苦薏跪在地板上仔细研究,这张床原来还有机关,只要把中间床垫往下降,周围花朵形状的木架再往上拉高,儿童床……立马变婴儿床。
辛雅风洗完澡出来拿吹风机,看她一只脚踩不了地,还围绕着床爬来爬去,皱起眉头,“你就不能安静坐着吗……头发还没吹干?”
“这张床一定是太爷爷的阴谋,古代有句践卧薪尝胆,现代有辛家媳妇睡婴儿床,太爷爷就是要我睡在这张床上,无时无刻都不能忘记自己是辛家媳妇,有传宗接代的重责大任,再不努力点就要扫地出门。”苦薏洗好澡,毛巾还包着一头湿发,她小心翼翼地伸手摸床铺,“你说我晚上睡在这张床上,会不会像睡在针毡,半夜会作恶梦吧?”
“我刚才已经跟你说先把头发吹干。
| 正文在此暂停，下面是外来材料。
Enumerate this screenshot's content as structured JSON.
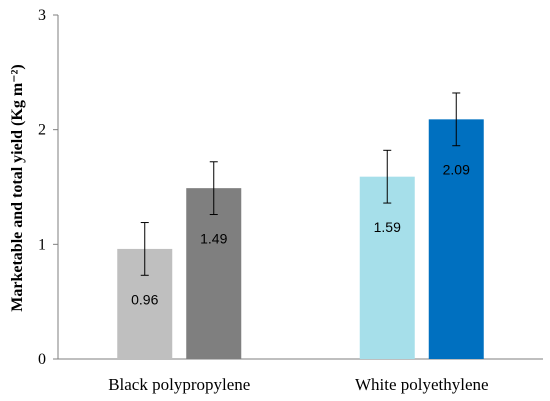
{
  "chart_data": {
    "type": "bar",
    "categories": [
      "Black polypropylene",
      "White polyethylene"
    ],
    "series": [
      {
        "values": [
          0.96,
          1.59
        ],
        "errors": [
          0.23,
          0.23
        ],
        "colors": [
          "#bfbfbf",
          "#a6dfea"
        ]
      },
      {
        "values": [
          1.49,
          2.09
        ],
        "errors": [
          0.23,
          0.23
        ],
        "colors": [
          "#7f7f7f",
          "#0070c0"
        ]
      }
    ],
    "data_labels": [
      [
        "0.96",
        "1.59"
      ],
      [
        "1.49",
        "2.09"
      ]
    ],
    "title": "",
    "xlabel": "",
    "ylabel": "Marketable and total yield (Kg m⁻²)",
    "ylim": [
      0,
      3
    ],
    "yticks": [
      0,
      1,
      2,
      3
    ],
    "grid": false,
    "legend": "none"
  }
}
”辛雅风把她抱起来,坐到梳妆台前,打开吹风机,帮她吹头发。
“喂,辛雅风……我好像没喂蜂蜜给你吃吧?”又没给他甜头,他突然对她这么好。苦薏狐疑地从化妆镜看着他。
吹风机的热风呼呼呼地吹着她一把长发,看他的手指那么自然地穿插在她发丝间,这叫她的心脏怎么受得了啊!
“……不喜欢?”辛雅风从镜子里瞥她一眼,依然维持着他一贯从容淡然的风格,准备把吹风机交到她手上。
“那当然——没有人会不喜欢的。头皮要完全吹干哦。”苦薏没给他蜂蜜吃,但马上给他一脸甜笑,两手把腿盘起来,坐得舒舒服服的享受辛家少爷的服务。
她伸手摸着连同床——起送来的化妆台,米白色系走的是辛雅风的高雅风格,“我比较喜欢黑色的说。”
“为什么喜欢黑色?”
说到她喜欢黑色的原因嘛……
苦薏拉起袖子,拉过他的手来一比——辛雅风的肤色明显白了一截,相较之下,苦薏本来就不白的皮肤就显得更黑了。
“因为只有黑才能衬托出我的白。”
“……只是这个原因?”
“这是很严肃的话题,你那是什么表情?”这就是天生晒不黑的人惹人厌的地方。
“我以为跟你想培育出珍贵稀有的黑色花朵有关……例如一份坚持,一种精神表征。”一张床都能让她联想到太爷爷的阴谋,扯出长篇大论来,她喜欢黑色的理由,显得过于简单,难以说服他。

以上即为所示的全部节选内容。